After installing GIT and setting up a GITHub account, you should be able to use GIT with your GITHub account from the command line. However, RStudio now includes a feature that communicates with GIT directly and acts as an interface! You just need to make sure RStudio is looking in the correct place for your GIT information. Within RStudio, go to the Tools menu, then Global Options. In the pop up window, select GIT/SVN and check the executable path.

For Macs and Linux, the path is usually /usr/bin/gitand Windows is usually C:/Program Files/Git/bin/git.exe.

The second step is entirely optional: Create an SSH key. These are a pair of files that identify your machine to a server, in this case GITHub. The server recognizes that your machine is safe to communicate with. It is a more secure option for accessing your projects from GIT than a username and password. Luckily it is easy to do this from RStudio. In the same window from above, there is a small button to create and RSA key. RStudio will create the SSH key pair for you. All that is left is to give the public key to GITHub so it will pair with you computer.

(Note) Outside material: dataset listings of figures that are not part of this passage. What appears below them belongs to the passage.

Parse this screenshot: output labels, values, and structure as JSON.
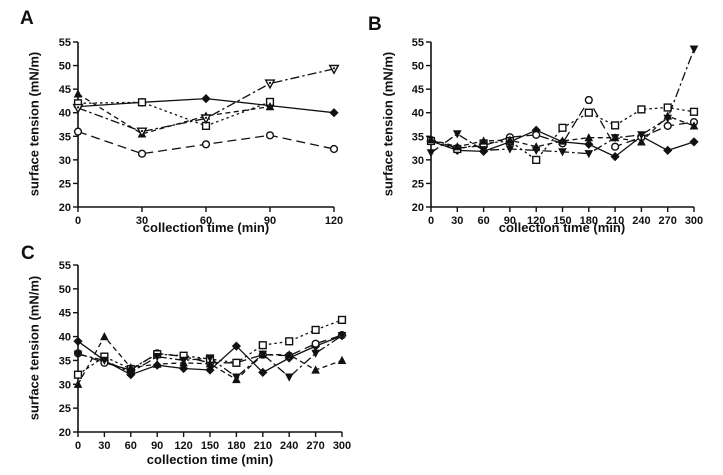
{
  "figure": {
    "background_color": "#ffffff",
    "ink_color": "#111111",
    "description": "Three-panel line chart figure (A, B, C) of surface tension versus collection time, five series per panel distinguished by marker shape and line dash style, no legend shown"
  },
  "chart_data": [
    {
      "type": "line",
      "panel_label": "A",
      "xlabel": "collection time (min)",
      "ylabel": "surface tension (mN/m)",
      "x": [
        0,
        30,
        60,
        90,
        120
      ],
      "xlim": [
        0,
        120
      ],
      "ylim": [
        20,
        55
      ],
      "yticks": [
        20,
        25,
        30,
        35,
        40,
        45,
        50,
        55
      ],
      "grid": false,
      "legend": "none",
      "series": [
        {
          "name": "filled-diamond-solid",
          "marker": "diamond-filled",
          "line": "solid",
          "values": [
            41.3,
            42.2,
            43,
            41.5,
            40
          ]
        },
        {
          "name": "open-circle-dashed",
          "marker": "circle-open",
          "line": "dashed",
          "values": [
            36,
            31.3,
            33.3,
            35.2,
            32.3
          ]
        },
        {
          "name": "open-square-dotted",
          "marker": "square-open",
          "line": "dotted",
          "values": [
            42,
            42.2,
            37.2,
            42.3,
            null
          ]
        },
        {
          "name": "filled-triangle-dashed",
          "marker": "triangle-up-filled",
          "line": "short-dash",
          "values": [
            44,
            35.5,
            39.3,
            41.3,
            null
          ]
        },
        {
          "name": "open-down-triangle-dashdot",
          "marker": "triangle-down-open-dot",
          "line": "dash-dot",
          "values": [
            41,
            36,
            38.8,
            46.2,
            49.3
          ]
        }
      ]
    },
    {
      "type": "line",
      "panel_label": "B",
      "xlabel": "collection time (min)",
      "ylabel": "surface tension (mN/m)",
      "x": [
        0,
        30,
        60,
        90,
        120,
        150,
        180,
        210,
        240,
        270,
        300
      ],
      "xlim": [
        0,
        300
      ],
      "ylim": [
        20,
        55
      ],
      "yticks": [
        20,
        25,
        30,
        35,
        40,
        45,
        50,
        55
      ],
      "grid": false,
      "legend": "none",
      "series": [
        {
          "name": "filled-diamond-solid",
          "marker": "diamond-filled",
          "line": "solid",
          "values": [
            34,
            32,
            31.8,
            33.8,
            36.3,
            33.8,
            33.3,
            30.7,
            35,
            32,
            33.8
          ]
        },
        {
          "name": "open-circle-dashed",
          "marker": "circle-open",
          "line": "dashed",
          "values": [
            34.2,
            32.5,
            33,
            34.8,
            35.3,
            33.5,
            42.7,
            32.8,
            34.8,
            37.2,
            38
          ]
        },
        {
          "name": "open-square-dotted",
          "marker": "square-open",
          "line": "dotted",
          "values": [
            34,
            32.3,
            33.5,
            34,
            30,
            36.8,
            40,
            37.3,
            40.7,
            41.1,
            40.2
          ]
        },
        {
          "name": "filled-triangle-dashed",
          "marker": "triangle-up-filled",
          "line": "short-dash",
          "values": [
            34.3,
            32.8,
            34,
            34.2,
            32.8,
            34,
            34.7,
            34.7,
            33.8,
            39.3,
            37.2
          ]
        },
        {
          "name": "filled-down-triangle-dashdot",
          "marker": "triangle-down-filled",
          "line": "dash-dot",
          "values": [
            31.5,
            35.5,
            32,
            32.3,
            32,
            31.7,
            31.3,
            34.7,
            35.3,
            38.8,
            53.5
          ]
        }
      ]
    },
    {
      "type": "line",
      "panel_label": "C",
      "xlabel": "collection time (min)",
      "ylabel": "surface tension (mN/m)",
      "x": [
        0,
        30,
        60,
        90,
        120,
        150,
        180,
        210,
        240,
        270,
        300
      ],
      "xlim": [
        0,
        300
      ],
      "ylim": [
        20,
        55
      ],
      "yticks": [
        20,
        25,
        30,
        35,
        40,
        45,
        50,
        55
      ],
      "grid": false,
      "legend": "none",
      "series": [
        {
          "name": "filled-diamond-solid",
          "marker": "diamond-filled",
          "line": "solid",
          "values": [
            39,
            35,
            32,
            34,
            33.3,
            33,
            38,
            32.5,
            35.5,
            38,
            40.2
          ]
        },
        {
          "name": "open-circle-dashed",
          "marker": "circle-open",
          "line": "dashed",
          "values": [
            36.5,
            34.5,
            33,
            36.5,
            35.8,
            34.5,
            34.5,
            36.2,
            36,
            38.5,
            40.3
          ]
        },
        {
          "name": "open-square-dotted",
          "marker": "square-open",
          "line": "dotted",
          "values": [
            32,
            35.8,
            33.2,
            36.3,
            36,
            35.3,
            34.5,
            38.2,
            39,
            41.4,
            43.5
          ]
        },
        {
          "name": "filled-triangle-dashed",
          "marker": "triangle-up-filled",
          "line": "short-dash",
          "values": [
            30,
            40,
            33.5,
            34.2,
            34.5,
            34.3,
            31,
            36.2,
            36.2,
            33,
            35
          ]
        },
        {
          "name": "filled-down-triangle-dashdot",
          "marker": "triangle-down-filled",
          "line": "dash-dot",
          "values": [
            36.3,
            35,
            32.5,
            35.8,
            35,
            35.5,
            31.5,
            36.3,
            31.5,
            36.5,
            40.2
          ]
        }
      ]
    }
  ]
}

Finally, you are ready to create your first version controlled project within R! You should create an empty repository on GITHub first. Call it whatever you want. The typical convention is to use underscores instead of spaces. To make R aware of the repository, start a new project in RStudio and select the option for version control. Then copy the SSH or HTTPS url into the text box. If the information automatically is inserted into the remaining fields, then everything is working properly! R will create your project and some preliminary files. I recommend making an initial push of those files and confirm they appear in GITHub before getting too far!

Next time we will go over some common GIT commands and workflows. Focus on getting everything installed and setting up your first project for now!

Note: This post was based on the amazing book by Jenny Bryant and company, Happy GIT with R. I have walked you through the steps in a different order than she does. The book provides more thorough detail about setting up GIT to work with R.